Le “voci” della Signora di James

In Teatro

Dal famoso “Ritratto” del romanzo americano al Teatro Libero una versione che viene dall’inconscio con Silvia Giulia Mendola e la regìa di Antonio Mingarelli

Era il 1881 quando veniva pubblicato Ritratto di Signora – uno di più bei capolavori di Henry James – e per questo inizio d’anno nuovo la stagione del Teatro Libero di Milano si riapre con una trasposizione teatrale di questo romanzo.

Questa volta a scrivere le parole di Isabel Archer non è James bensì lo stesso regista Antonio Mingarelli, diplomato alla scuola del Piccolo nel 2008, egli ha inoltre lavorato come attore con personaggi di spicco del teatro da Ronconi a Barberio Corsetti a De Bosio.

Isabel Archer è interpretata da Silvia Giulia Mendola in modo realmente notevole. Il testo sembra volerci raccontare l’intimità della protagonista. Un tentativo di descrizione di una donna molto moderno per l’epoca di James, un’eroina che tenta di discostarsi dal mondo prettamente maschilista che la circonda, cercando di essere autonoma per quanto le sia possibile. Un ruolo fondamentale per tutto il racconto è svolto dai personaggi che la accompagnano durante la sua esistenza, in questa rappresentazione tutti i personaggi che la arricchiscono di sofferenze e gioie, in realtà sembrano essere nient’altro più che voci nella sua testa. La zia, lo zio e il cugino sono tutte voci registrate che arrivano dall’alto o dall’altro ma sicuramente non da uno spazio fisico vero e proprio, solo il marito è rappresentato fisicamente sulla scena, non da un attore ma da un danzatore.

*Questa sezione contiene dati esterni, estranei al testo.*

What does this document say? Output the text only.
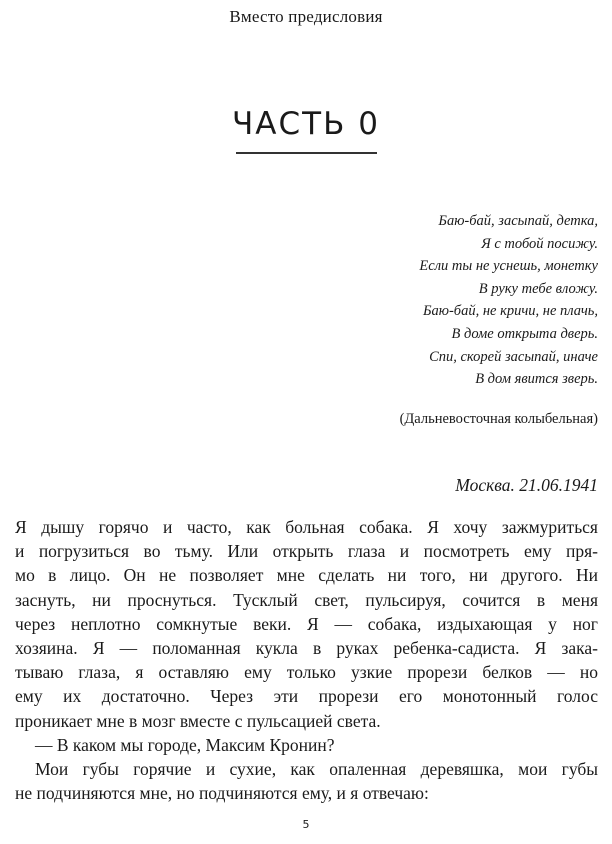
Вместо предисловия
ЧАСТЬ 0
Баю-бай, засыпай, детка,
Я с тобой посижу.
Если ты не уснешь, монетку
В руку тебе вложу.
Баю-бай, не кричи, не плачь,
В доме открыта дверь.
Спи, скорей засыпай, иначе
В дом явится зверь.
(Дальневосточная колыбельная)
Москва. 21.06.1941
Я дышу горячо и часто, как больная собака. Я хочу зажмуриться
и погрузиться во тьму. Или открыть глаза и посмотреть ему пря-
мо в лицо. Он не позволяет мне сделать ни того, ни другого. Ни
заснуть, ни проснуться. Тусклый свет, пульсируя, сочится в меня
через неплотно сомкнутые веки. Я — собака, издыхающая у ног
хозяина. Я — поломанная кукла в руках ребенка-садиста. Я зака-
тываю глаза, я оставляю ему только узкие прорези белков — но
ему их достаточно. Через эти прорези его монотонный голос
проникает мне в мозг вместе с пульсацией света.
— В каком мы городе, Максим Кронин?
Мои губы горячие и сухие, как опаленная деревяшка, мои губы
не подчиняются мне, но подчиняются ему, и я отвечаю:
5
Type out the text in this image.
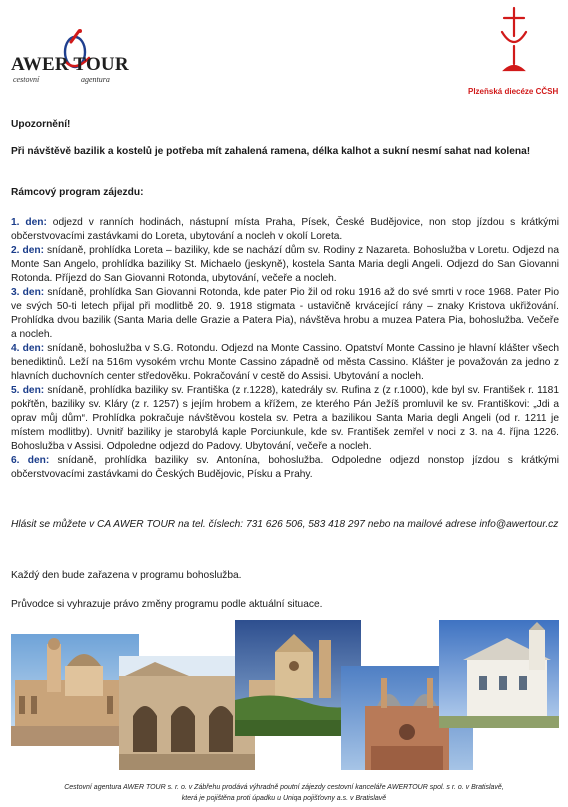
AWER TOUR
cestovní	agentura
Plzeňská diecéze CČSH
Upozornění!
Při návštěvě bazilik a kostelů je potřeba mít zahalená ramena, délka kalhot a sukní nesmí sahat nad kolena!
Rámcový program zájezdu:

1. den: odjezd v ranních hodinách, nástupní místa Praha, Písek, České Budějovice, non stop jízdou s krátkými občerstvovacími zastávkami do Loreta, ubytování a nocleh v okolí Loreta.

2. den: snídaně, prohlídka Loreta – baziliky, kde se nachází dům sv. Rodiny z Nazareta. Bohoslužba v Loretu. Odjezd na Monte San Angelo, prohlídka baziliky St. Michaelo (jeskyně), kostela Santa Maria degli Angeli. Odjezd do San Giovanni Rotonda. Příjezd do San Giovanni Rotonda, ubytování, večeře a nocleh.

3. den: snídaně, prohlídka San Giovanni Rotonda, kde pater Pio žil od roku 1916 až do své smrti v roce 1968. Pater Pio ve svých 50-ti letech přijal při modlitbě 20. 9. 1918 stigmata - ustavičně krvácející rány – znaky Kristova ukřižování. Prohlídka dvou bazilik (Santa Maria delle Grazie a Patera Pia), návštěva hrobu a muzea Patera Pia, bohoslužba. Večeře a nocleh.

4. den: snídaně, bohoslužba v S.G. Rotondu. Odjezd na Monte Cassino. Opatství Monte Cassino je hlavní klášter všech benediktinů. Leží na 516m vysokém vrchu Monte Cassino západně od města Cassino. Klášter je považován za jedno z hlavních duchovních center středověku. Pokračování v cestě do Assisi. Ubytování a nocleh.

5. den: snídaně, prohlídka baziliky sv. Františka (z r.1228), katedrály sv. Rufina z (z r.1000), kde byl sv. František r. 1181 pokřtěn, baziliky sv. Kláry (z r. 1257) s jejím hrobem a křížem, ze kterého Pán Ježíš promluvil ke sv. Františkovi: „Jdi a oprav můj dům“. Prohlídka pokračuje návštěvou kostela sv. Petra a bazilikou Santa Maria degli Angeli (od r. 1211 je místem modlitby). Uvnitř baziliky je starobylá kaple Porciunkule, kde sv. František zemřel v noci z 3. na 4. října 1226. Bohoslužba v Assisi. Odpoledne odjezd do Padovy. Ubytování, večeře a nocleh.

6. den: snídaně, prohlídka baziliky sv. Antonína, bohoslužba. Odpoledne odjezd nonstop jízdou s krátkými občerstvovacími zastávkami do Českých Budějovic, Písku a Prahy.

Hlásit se můžete v CA AWER TOUR na tel. číslech: 731 626 506, 583 418 297 nebo na mailové adrese info@awertour.cz
Každý den bude zařazena v programu bohoslužba.
Průvodce si vyhrazuje právo změny programu podle aktuální situace.
Cestovní agentura AWER TOUR s. r. o. v Zábřehu prodává výhradně poutní zájezdy cestovní kanceláře AWERTOUR spol. s r. o. v Bratislavě,
která je pojištěna proti úpadku u Uniqa pojišťovny a.s. v Bratislavě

La prima domanda che viene in automatico da porsi è perché proprio un danzatore? Il linguaggio della danza è un linguaggio fortemente corporeo, legato ad una componente strettamente visuale, le parole di lei possiedono un registro ancora ottocentesco nonostante il riadattamento del regista, il danzatore, per quanto si muova talvolta su dei passi di danza classica, sembra stonare con gli eventi e con il linguaggio adottato anche dal punto di vista scenico. La scena, per quanto povera, risulta fortemente legata ad un filone filologico. Ci si chiede, ad un certo punto, se questo marito sia vero, e allora perché non parla? O nella sua testa, allora perché non è una voce?

Usciti dal Teatro si rimane con un ottima impressione di lei, delle sue parole e del registro ma rimane qualche dubbio sulla scelta del linguaggio che hanno utilizzato, che in alcuni momenti non sembra, non solo non arricchire la rappresentazione, ma neppure esserle utile.